Adıvar, yaşamının ve dünyayı okuma biçiminin değişmesiyle birlikte eserlerinde bireysel konulardan toplumsal konulara yönelir. Özellikle 1912 yılından sonra yazarın hayatında önemli değişim ve gelişmeler olur. 1910-1912 yılları arasında Halide Edib, Türk Ocağı çevresinde Ziya Gökalp, Yusuf Akçura, Ahmet Ağaoğlu, Hamdullah Suphi’nin de dâhil olduğu entelektüel bir Türkçü çevre içindedir. Bunun akabinde 1911 yılında Türk Yurdu dergisinde yazılar kaleme alır. Yazarı dil, din, fikir, eğitim, kadın hakları, halk kültürü, Turancılık gibi konularda Ziya Gökalp, derinden etkilemiştir. Nitekim Ziya Gökalp etkisiyle ‘Yeni Turan’ romanını yayımlayan yazar, II. Meşrutiyet’in ilanından sonra ortaya çıkan fikir akımlarının siyasetteki yansımalarını, Türklük bilinci, kendilik ve yeniden dirilişi gibi hususları, ‘Turan’ ütopyası etrafında harekete geçirmeye çalışır.
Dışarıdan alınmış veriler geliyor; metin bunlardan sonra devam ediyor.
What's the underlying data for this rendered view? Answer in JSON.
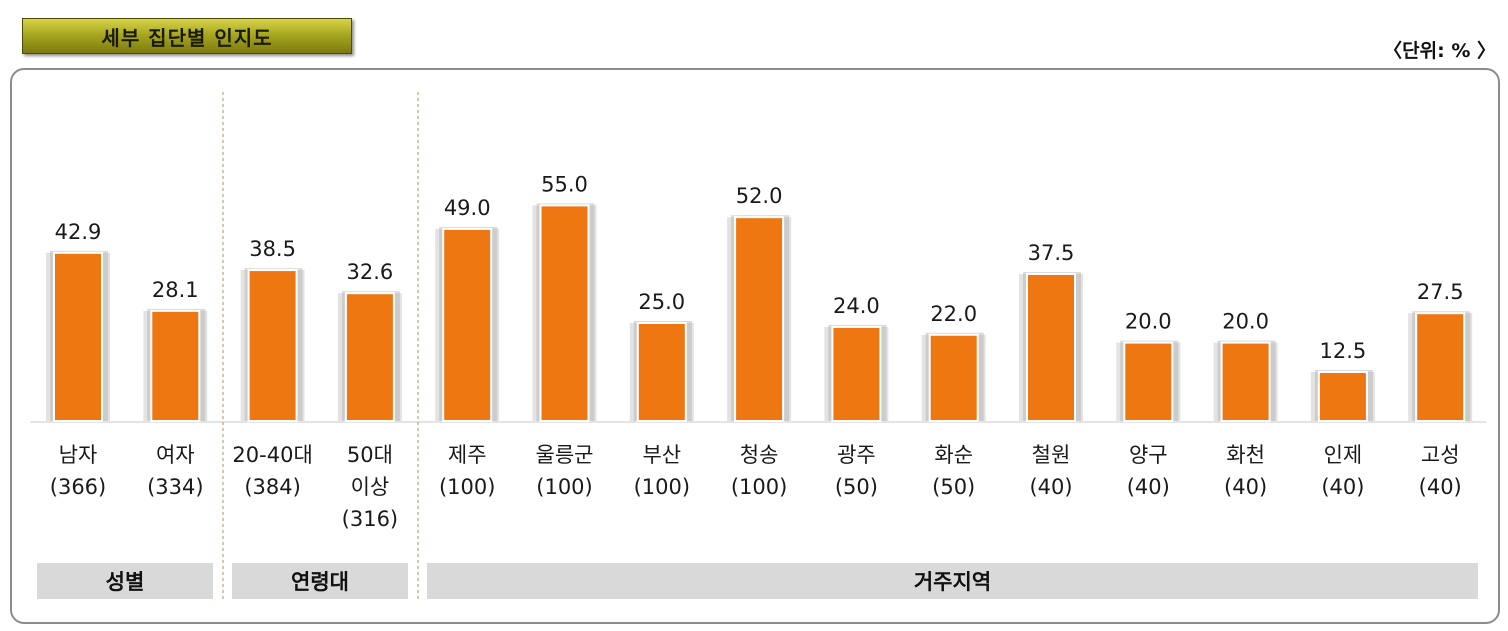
{
  "title": "세부 집단별 인지도",
  "unit_label": "〈단위: % 〉",
  "groups": [
    {
      "label": "성별"
    },
    {
      "label": "연령대"
    },
    {
      "label": "거주지역"
    }
  ],
  "colors": {
    "bar": "#ee7712",
    "bar_shadow": "#b0b0b0",
    "frame": "#8c8c8c",
    "group_box": "#d9d9d9",
    "divider": "#b9a27c"
  },
  "chart_data": {
    "type": "bar",
    "title": "세부 집단별 인지도",
    "ylim": [
      0,
      60
    ],
    "grid": false,
    "categories": [
      {
        "lines": [
          "남자",
          "(366)"
        ],
        "group": "성별"
      },
      {
        "lines": [
          "여자",
          "(334)"
        ],
        "group": "성별"
      },
      {
        "lines": [
          "20-40대",
          "(384)"
        ],
        "group": "연령대"
      },
      {
        "lines": [
          "50대",
          "이상",
          "(316)"
        ],
        "group": "연령대"
      },
      {
        "lines": [
          "제주",
          "(100)"
        ],
        "group": "거주지역"
      },
      {
        "lines": [
          "울릉군",
          "(100)"
        ],
        "group": "거주지역"
      },
      {
        "lines": [
          "부산",
          "(100)"
        ],
        "group": "거주지역"
      },
      {
        "lines": [
          "청송",
          "(100)"
        ],
        "group": "거주지역"
      },
      {
        "lines": [
          "광주",
          "(50)"
        ],
        "group": "거주지역"
      },
      {
        "lines": [
          "화순",
          "(50)"
        ],
        "group": "거주지역"
      },
      {
        "lines": [
          "철원",
          "(40)"
        ],
        "group": "거주지역"
      },
      {
        "lines": [
          "양구",
          "(40)"
        ],
        "group": "거주지역"
      },
      {
        "lines": [
          "화천",
          "(40)"
        ],
        "group": "거주지역"
      },
      {
        "lines": [
          "인제",
          "(40)"
        ],
        "group": "거주지역"
      },
      {
        "lines": [
          "고성",
          "(40)"
        ],
        "group": "거주지역"
      }
    ],
    "values": [
      42.9,
      28.1,
      38.5,
      32.6,
      49.0,
      55.0,
      25.0,
      52.0,
      24.0,
      22.0,
      37.5,
      20.0,
      20.0,
      12.5,
      27.5
    ],
    "value_labels": [
      "42.9",
      "28.1",
      "38.5",
      "32.6",
      "49.0",
      "55.0",
      "25.0",
      "52.0",
      "24.0",
      "22.0",
      "37.5",
      "20.0",
      "20.0",
      "12.5",
      "27.5"
    ]
  }
}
Yazarın Kurtuluş Savaşı’na bizzat katılıp cepheye gitmesi, roman ve diğer eserlerini derinden etkiler. Bu dönemde bireysel duygu ve değerlerden, millî duygu ve değerlere yönelen Adıvar, İstanbul’un dışına çıkarak Anadolu ve Anadolu insanına keşfeder. “Millî Mücadele’nin ilk romanı ‘Ateşten Gömlek” (Sevinç, 2009: 2024), ‘Vurun Kahpeye’, ‘Zeyno’nun Oğlu’ gibi romanlarında Kurtuluş Savaşı yıllarında Anadolu insanın ihmal edilmişliğini, değer yozlaşmasını, bireyin kendine, toplumsal değerlere yabancılaşmasını ve eğitim sisteminin aksaklıklarını eleştiren yazar, Türk milletinin kendilik değerlerine dönerek yeniden eski gücüne kavuşmasını arzular. Bu doğrultuda romanlarında millî bilinç, benlik bilinci ve bağımsızlık gibi olumlu izlekleri işleyerek Türk milletinin yeniden kendini gerçekleştirmesini arzular. Bu dönem romanları merkezi fonksiyonları açısından kurtuluş ve yeniden kuruluşun bir destanıdır. Nitekim romanlardaki karakterlerin bireysel aşkları, ruhsal bir gelişim göstererek vatan ve millet aşkı içinde erir ve ateşten bir gömleğe dönüşüp ulusal bilincin yeniden ve durmaksızın yaşamasını sağlar. Ayrıca bu dönemde;

“Halide Edib, kadın deneyiminden çok toplumsal sorunları ele aldığı Yeni Turan, Ateşten Gömlek, Vurun Kahpeye gibi romanlarında kadın karakterlerine, erkekle birlikte toplumsal yaşamda varoluş imkânı sunar, ancak bunun ön koşulu kadının kadınsılığından arınması, anne, bacı, hemşire, hastabakıcı ve öğretmen rollerini benimsemesi ve “erkek gibi” olmasıdır. Yeni Turan romanının kadın kahramanı Kaya, her şeyden önce “bir kadın olarak” algılanmayışı ile dikkat çeker; onun öğretmenliği ve yoldaşlığı vurgulanır. ‘Ateşten Gömlek’in Ayşe’si de bu cinsiyetsizleştirme projesinden payını almış bir kişi, bir anne, bacı ve hemşire olarak sunulur.” (Uygun Aytemiz, 2001: 64).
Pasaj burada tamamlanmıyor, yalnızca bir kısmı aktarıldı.